1 semester (aka 1/2 credit) of Economics is in US2 (new abbreviations)
1 semester of Personal Finance (I'm required to have that in my state umbrella school, so I mention it) is in Electives
either 1 semester or 1 year of Fine Arts - is given a plan in WHL
In addition to the Geography that Julie mentioned, MFW also has it set up for those in states where a full credit in Geography is needed.
Geography credit in 12th grade includes ¼ credit for map work from World History and Literature, completed earlier; may be expanded to a full-year credit with suggested additional activities listed here
- Geography – Suggested Additional Activities
To earn a full-year credit (to meet state requirements or personal learning goals), plan to add an additional 75 hours of work throughout the year (or in second semester if you are not completing the Economics course).
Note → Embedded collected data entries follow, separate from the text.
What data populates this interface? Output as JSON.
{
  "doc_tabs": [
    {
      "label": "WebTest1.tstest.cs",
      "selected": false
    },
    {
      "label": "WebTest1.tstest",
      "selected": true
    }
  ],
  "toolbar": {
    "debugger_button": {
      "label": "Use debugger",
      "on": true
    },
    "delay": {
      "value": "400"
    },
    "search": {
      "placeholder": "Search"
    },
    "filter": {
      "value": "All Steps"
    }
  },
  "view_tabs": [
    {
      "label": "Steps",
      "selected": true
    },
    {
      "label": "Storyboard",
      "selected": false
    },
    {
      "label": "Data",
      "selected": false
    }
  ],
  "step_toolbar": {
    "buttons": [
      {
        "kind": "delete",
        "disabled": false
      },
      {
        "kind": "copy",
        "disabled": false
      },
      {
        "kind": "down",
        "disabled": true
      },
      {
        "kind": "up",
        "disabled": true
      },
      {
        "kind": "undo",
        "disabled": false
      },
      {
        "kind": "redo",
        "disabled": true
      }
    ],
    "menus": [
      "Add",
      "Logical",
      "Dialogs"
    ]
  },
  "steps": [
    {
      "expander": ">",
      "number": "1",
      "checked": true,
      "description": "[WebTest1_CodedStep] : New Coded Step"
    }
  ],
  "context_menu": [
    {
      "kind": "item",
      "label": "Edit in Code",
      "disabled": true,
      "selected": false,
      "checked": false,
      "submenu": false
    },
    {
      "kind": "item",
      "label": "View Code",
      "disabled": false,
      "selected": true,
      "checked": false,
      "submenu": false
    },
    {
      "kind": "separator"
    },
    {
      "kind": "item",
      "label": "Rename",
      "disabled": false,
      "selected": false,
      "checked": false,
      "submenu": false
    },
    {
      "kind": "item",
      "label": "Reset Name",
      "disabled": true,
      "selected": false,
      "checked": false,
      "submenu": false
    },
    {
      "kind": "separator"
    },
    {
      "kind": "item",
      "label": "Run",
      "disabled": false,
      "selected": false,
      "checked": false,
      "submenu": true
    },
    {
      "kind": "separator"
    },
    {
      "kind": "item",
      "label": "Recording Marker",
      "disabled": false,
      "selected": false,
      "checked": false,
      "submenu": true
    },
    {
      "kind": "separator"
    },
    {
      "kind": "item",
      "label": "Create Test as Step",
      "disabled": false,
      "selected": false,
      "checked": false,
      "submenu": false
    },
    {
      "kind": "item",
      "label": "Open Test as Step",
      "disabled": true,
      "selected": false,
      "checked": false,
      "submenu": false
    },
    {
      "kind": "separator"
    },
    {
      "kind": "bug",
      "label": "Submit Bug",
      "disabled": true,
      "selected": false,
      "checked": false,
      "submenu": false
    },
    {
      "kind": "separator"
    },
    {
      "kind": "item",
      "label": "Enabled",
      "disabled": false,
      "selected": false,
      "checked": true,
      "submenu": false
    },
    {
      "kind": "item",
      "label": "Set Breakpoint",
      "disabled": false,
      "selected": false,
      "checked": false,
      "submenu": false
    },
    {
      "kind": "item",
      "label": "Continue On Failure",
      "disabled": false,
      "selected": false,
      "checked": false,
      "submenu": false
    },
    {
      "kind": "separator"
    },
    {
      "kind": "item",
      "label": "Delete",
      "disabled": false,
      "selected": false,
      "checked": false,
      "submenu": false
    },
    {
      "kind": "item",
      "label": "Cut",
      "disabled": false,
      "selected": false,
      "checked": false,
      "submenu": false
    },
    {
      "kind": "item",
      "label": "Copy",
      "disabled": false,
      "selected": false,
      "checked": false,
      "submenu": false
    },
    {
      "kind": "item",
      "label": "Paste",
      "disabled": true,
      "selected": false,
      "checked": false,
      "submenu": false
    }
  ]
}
Suggested additional work:
1. Read one missionary biography per quarter (four total) and write a one-page personal reaction to each book. Suggested biographies are Bruchko, The Narrow Road, Peace Child, and I Dared to Call Him Father (available from My Father’s World in the Exploring Countries and Cultures 7th and 8th Grade Supplement).
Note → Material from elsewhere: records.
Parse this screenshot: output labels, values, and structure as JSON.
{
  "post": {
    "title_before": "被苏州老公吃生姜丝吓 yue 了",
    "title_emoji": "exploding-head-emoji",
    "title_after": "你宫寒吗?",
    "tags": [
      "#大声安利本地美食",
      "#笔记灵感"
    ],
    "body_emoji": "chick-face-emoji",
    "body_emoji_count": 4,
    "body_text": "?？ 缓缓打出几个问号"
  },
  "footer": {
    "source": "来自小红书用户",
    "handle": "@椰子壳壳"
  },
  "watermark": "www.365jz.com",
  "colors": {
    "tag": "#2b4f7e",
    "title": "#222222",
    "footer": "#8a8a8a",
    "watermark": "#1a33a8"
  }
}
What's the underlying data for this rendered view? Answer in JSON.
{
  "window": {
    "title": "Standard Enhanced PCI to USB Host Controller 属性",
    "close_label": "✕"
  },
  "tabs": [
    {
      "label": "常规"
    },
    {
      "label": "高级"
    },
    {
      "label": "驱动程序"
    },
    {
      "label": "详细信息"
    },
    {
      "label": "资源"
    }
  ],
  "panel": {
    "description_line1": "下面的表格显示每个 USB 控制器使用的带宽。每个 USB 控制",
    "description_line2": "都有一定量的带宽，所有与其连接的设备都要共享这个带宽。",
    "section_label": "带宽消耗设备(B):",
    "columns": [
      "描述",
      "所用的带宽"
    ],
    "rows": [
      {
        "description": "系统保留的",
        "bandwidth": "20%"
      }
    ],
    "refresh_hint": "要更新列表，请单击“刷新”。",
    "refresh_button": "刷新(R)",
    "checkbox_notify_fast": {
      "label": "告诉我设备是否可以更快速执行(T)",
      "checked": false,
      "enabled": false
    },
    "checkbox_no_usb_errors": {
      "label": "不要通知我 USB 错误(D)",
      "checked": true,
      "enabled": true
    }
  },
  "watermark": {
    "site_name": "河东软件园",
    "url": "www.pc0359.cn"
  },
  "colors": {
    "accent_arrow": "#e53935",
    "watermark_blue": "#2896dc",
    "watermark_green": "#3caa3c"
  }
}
2. Take a pre-test for identifying the locations and names of countries, major rivers, etc. Then set a goal with your parent/teacher for memorizing a certain number of them. Work on your goal until achieved. (The Geography Game in Exploring Countries and Cultures may be used.)
3. Read/study general geography books found at your library. Another option: BJU has a year-long course with multiple components. Consider reading through just the textbook, Cultural Geography for Christian Schools.
"I was also considering that if my dd were to transfer to our local christian school in the middle of high school if having used MFW instead of a traditional course of study would mess up her credits and such. Thanks!"
This is a tricky question because the administrators of that school can do whatever they want to do and accept what they want to accept. They might get where they say "nothing you did in homeschool matters". Or you might have the situation where they look at your portfolio and say "wow.. you did a lot of great work there, but what do we call it since we don't offer it?" Or you could get someone on a good day who accepts an offer to a waiver of a geography "requirement" and says "wow... Ancient history will count".
Here is the scope and sequence and planning guide that MFW offers
https://www.mfwbooks.com/products/14/De ... h-School-/
very strong college prep planning. I know it fits my umbrella school's suggestions for college prep.
If you are intending on transferring to a brick and mortar school, I would think you will want to keep a good portfolio of all of the graded work in AHL. There are plenty of tests and other graded work that will help a school administrator figure out that you did a year's worth of work in the class. Another option out there to consider is to use an online accredited school which will permit homeschooling parents to use whatever materials the parents want to use. Then, you will have an official transcript from that school to give to your local christian school and they will have to deal with it.
If you are not intending to transfer from homeschooling, using MFW will be college prep for a college admissions officer.
It is my opinion that the only major thing that is different in the traditional school vs. classical is that in 9th grade in classical we do Ancients instead of Geography. MFW breaks up the US history a bit in order to allow students to study for the CLEP US History part 1. So, even if you transfer at beginning of senior year to a local school, and have done well on the CLEP exam, you might be able to convince the high school administrators to give some kind of credit for it and help you plan.
If you know you're transferring at end of 9th grade, then do BJU Geography as an elective instead of Logic. and do the Logic books this summer. just one opinion.